Thursday, November 17, 2005

Adaptation and Climate Change

I read an interesting press release concerning who bears the brunt of climate change impacts see http://www.news.wisc.edu/11878.html. These researchers have the guts to forecast far into the future concerning likely impacts. Let me list them:

According to the UW-Madison and WHO team, other model-based forecasts of health risks from global climate change project that:

* Climate-related disease risks of the various health outcomes assessed by WHO will more than double by 2030.
* Flooding as a result of coastal storm surges will affect the lives of up to 200 million people by the 2080s.
* Heat related deaths in California could more than double by 2100.
* Hazardous ozone pollution days in the Eastern U.S. could increase 60 percent by 2050.

All of these outcomes are certainly possible but I don't understand what assumptions are being made concerning our ability to self protect and adapt to climate change. I would bet that these researchers are assuming a "worst case" scenario where we take no precautionary steps to mitigate climate change's worst effects.

Consider Flooding, I'm not an engineer but as we learned from Katrina in New Orleans and the levees infrastructure investments do make a difference in protecting a coastal population. If we have 75 years to get the technology in place and pay for it, how much would anti-flooding investments cost and how much could these devices protect us against the extra flooding caused by climate change?

Similarly with respect to heat, if weather forecasting improves and weathermen are able to predict next week's weather is it really true that in the face of a coming "Heat Wave", if people know the heat wave is coming will they really go jogging outside those days? There is a growing environmental economics literature documenting that people respond to information regulation. We see this with respect to Smog Alerts in Los Angeles. Similar "Heat Alerts" will reduce the death count from hot days. I do agree that the number of deaths in Chicago a few years ago from that Heat Wave was shocking. The urban poor may need resources to help them cope with such shocks.

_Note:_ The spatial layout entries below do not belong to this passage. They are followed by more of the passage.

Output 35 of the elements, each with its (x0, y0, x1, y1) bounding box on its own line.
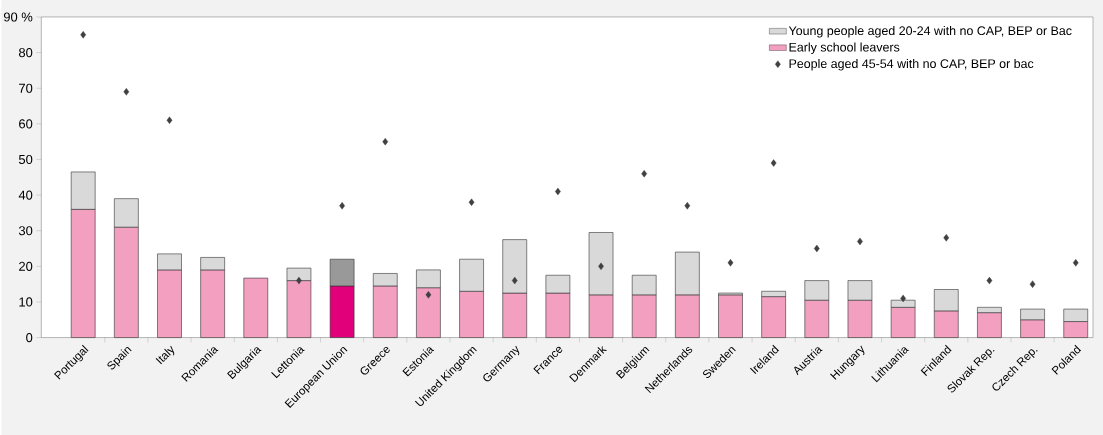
point (684, 201, 691, 210)
y-tick-label: 70 (19, 83, 33, 93)
point (1029, 280, 1036, 288)
bar (718, 294, 743, 338)
y-tick-label: 60 (19, 119, 33, 129)
point (555, 187, 561, 195)
point (641, 169, 648, 178)
y-tick-label: 20 (19, 261, 33, 271)
point (727, 258, 734, 267)
y-tick-label: 40 (18, 190, 33, 200)
point (1072, 258, 1079, 267)
point (123, 87, 130, 96)
y-tick-label: 80 (18, 47, 33, 57)
y-tick-label: 30 (18, 225, 33, 236)
legend-label: Young people aged 20-24 with no CAP, BEP or Bac (788, 25, 1072, 38)
x-tick-label: Italy (155, 345, 175, 364)
point (468, 198, 475, 206)
y-tick-label: 90 % (3, 12, 33, 22)
point (900, 294, 906, 302)
point (857, 237, 863, 245)
y-tick-label: 50 (18, 154, 33, 164)
point (943, 233, 950, 242)
point (986, 276, 993, 285)
legend-label: People aged 45-54 with no CAP, BEP or bac (789, 58, 1034, 71)
bar (243, 277, 269, 338)
point (166, 116, 173, 124)
y-tick-label: 10 (19, 297, 33, 307)
point (813, 244, 820, 252)
point (382, 137, 389, 146)
point (425, 290, 432, 299)
y-tick-label: 0 (26, 332, 33, 342)
legend-label: Early school leavers (789, 42, 900, 54)
point (598, 262, 604, 270)
point (511, 276, 518, 285)
point (770, 159, 777, 167)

Hazardous ozone days in the Northeast are likely to take place in July and August. The population, especially those who are susceptible to ozone pollution, may have to learn to take vacations during those months to avoid exposure and get away from affected areas. My general point here is to not under-estimate the ability of the population to adapt. It may be hard for social scientists to measure adaptation, the most educated might be the best at adapting but this force will help reduce the quality of life impacts of climate change.

2 comments :

David Jeffery, Australia said...

Good points. Forecasts about future effects should state the assumptions upon which those forecasts are based. And we need to have a debate about what mix of strategies we use to deal with climate change - how much we avoid climate change by reducing emissions and how much we accept and adapt to climate change.

But just as bad as accepting forecasts unquestioningly is assuming that economic growth and technological advancements will mean we can do nothing now and just sort out the problems when they occur in decades' time. We need to start preparing for this.

boy labyog said...

We have no choice but only Climate adaptation.